MTH 27 Office Suites juga telah meraih Sertifikat Green Building desain EDGE (Excellence in Design for Greater Efficiencies) level Advance yang dikeluarkan oleh Green Building Council Indonesia (GBCI). Sertifikat EDGE merupakan sistem terukur bagi pelaku konstruksi untuk mengoptimalkan rancangan bangunan menjadi lebih layak investasi dan layak dipasarkan.

Untuk mendapatkan sertifikasi itu bangunan MTH 27 Office Suites harus mencapai penghematan sebesar 20 persen untuk energi, air, dan kandungan energi dalam material dibandingkan dengan bangunan konvensional. Bangunan MTH 27 sendiri berhasil mencapai penghematan hingga 42 persen untuk energi, 78 persen untuk air, dan 24 persen untuk penghematan material.

Beberapa fitur utama untuk konsep green-nya yaitu kenyamanan pejalan kaki dengan jalur pedesterian yang terhubung ke seluruh moda transportasi. Harapannya, dengan adanya Sertifkat Green Building desain EDGE ini bisa meningkatkan profitabilitas dan nilai investasi properti, meningkatkan kinerja operasional, serta penghematan biaya operasional.

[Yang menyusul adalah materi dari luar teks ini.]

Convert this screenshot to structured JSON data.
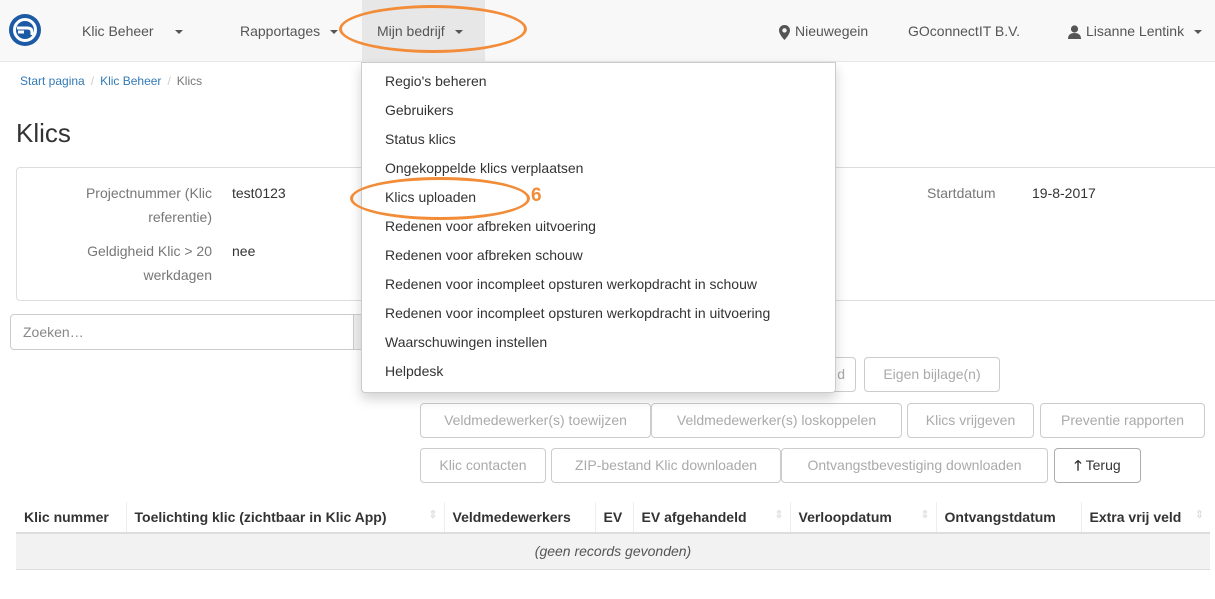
{
  "nav": {
    "menu_klic_beheer": "Klic Beheer",
    "menu_rapportages": "Rapportages",
    "menu_mijn_bedrijf": "Mijn bedrijf",
    "location": "Nieuwegein",
    "company": "GOconnectIT B.V.",
    "user": "Lisanne Lentink",
    "icons": {
      "logo": "goconnectit-logo",
      "location": "map-marker-icon",
      "user": "user-icon",
      "caret": "caret-down-icon"
    }
  },
  "breadcrumb": [
    "Start pagina",
    "Klic Beheer",
    "Klics"
  ],
  "page_title": "Klics",
  "details": {
    "project_label": "Projectnummer (Klic referentie)",
    "project_value": "test0123",
    "validity_label": "Geldigheid Klic > 20 werkdagen",
    "validity_value": "nee",
    "start_label": "Startdatum",
    "start_value": "19-8-2017"
  },
  "search": {
    "placeholder": "Zoeken…"
  },
  "buttons": {
    "partial_end": "d",
    "eigen_bijlage": "Eigen bijlage(n)",
    "assign": "Veldmedewerker(s) toewijzen",
    "unlink": "Veldmedewerker(s) loskoppelen",
    "release": "Klics vrijgeven",
    "prevention": "Preventie rapporten",
    "contacts": "Klic contacten",
    "zip": "ZIP-bestand Klic downloaden",
    "receipt": "Ontvangstbevestiging downloaden",
    "back": "Terug"
  },
  "table": {
    "headers": {
      "klic_nummer": "Klic nummer",
      "toelichting": "Toelichting klic (zichtbaar in Klic App)",
      "veldmedewerkers": "Veldmedewerkers",
      "ev": "EV",
      "ev_afgehandeld": "EV afgehandeld",
      "verloopdatum": "Verloopdatum",
      "ontvangstdatum": "Ontvangstdatum",
      "extra_vrij_veld": "Extra vrij veld"
    },
    "empty_text": "(geen records gevonden)"
  },
  "dropdown": {
    "items": [
      "Regio's beheren",
      "Gebruikers",
      "Status klics",
      "Ongekoppelde klics verplaatsen",
      "Klics uploaden",
      "Redenen voor afbreken uitvoering",
      "Redenen voor afbreken schouw",
      "Redenen voor incompleet opsturen werkopdracht in schouw",
      "Redenen voor incompleet opsturen werkopdracht in uitvoering",
      "Waarschuwingen instellen",
      "Helpdesk"
    ]
  },
  "annotation": {
    "step_number": "6",
    "color": "#f28c38"
  },
  "colors": {
    "link": "#337ab7",
    "navbar_bg": "#f8f8f8",
    "logo_blue": "#1c5aa6",
    "annotation": "#f28c38"
  }
}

Berbagai upaya pemerintah untuk terus memperbanyak kawasan TOD di perkotaan juga diwujudkan pada kawasan ini. TOD di Gedung MTH 27 Office Suites akan mengintegrasikan dan mendekatkan transportasi publik ke kantor dan ini akan terus berkembang dan menjadi tren yang terus berlanjut. Konsep ini akan mengurangi waktu yang terbuang di perjalanan dan meningkatkan kualitas hidup maupun produktivitas kerja.

Keseluruhan konsep kawasannya akan mengusung gaya ‘bekerja dari mana saja dan kapan seja, lebih cepat dan lebih pintar’. Seluruh fasilitas yang dihadirkan hingga konsep mix tenant-nya juga dibuat untuk meningkatkan kenyamanan dan produktivitas kegiaan usaha sebagai penunjang gedung ini.

“Para pekerja maupun yang beraktivitas di gedung ini akan menikmati pedestrian plaza dengan green landscape yang berbeda untuk sebuah pusat bisnis. Ambience dan hal penunjang lainnya juga dimaksimalkan untuk mewujudkan konsep green yang berkelanjutan seperti bicycle parking plus fasilitas shower, point grab & go, nursery room, rooftop, dan sebagainya yang akan mengakomodasi tempat ini sebagai kawasan bisnis dengan efisiensi tinggi,” pungkas Aan.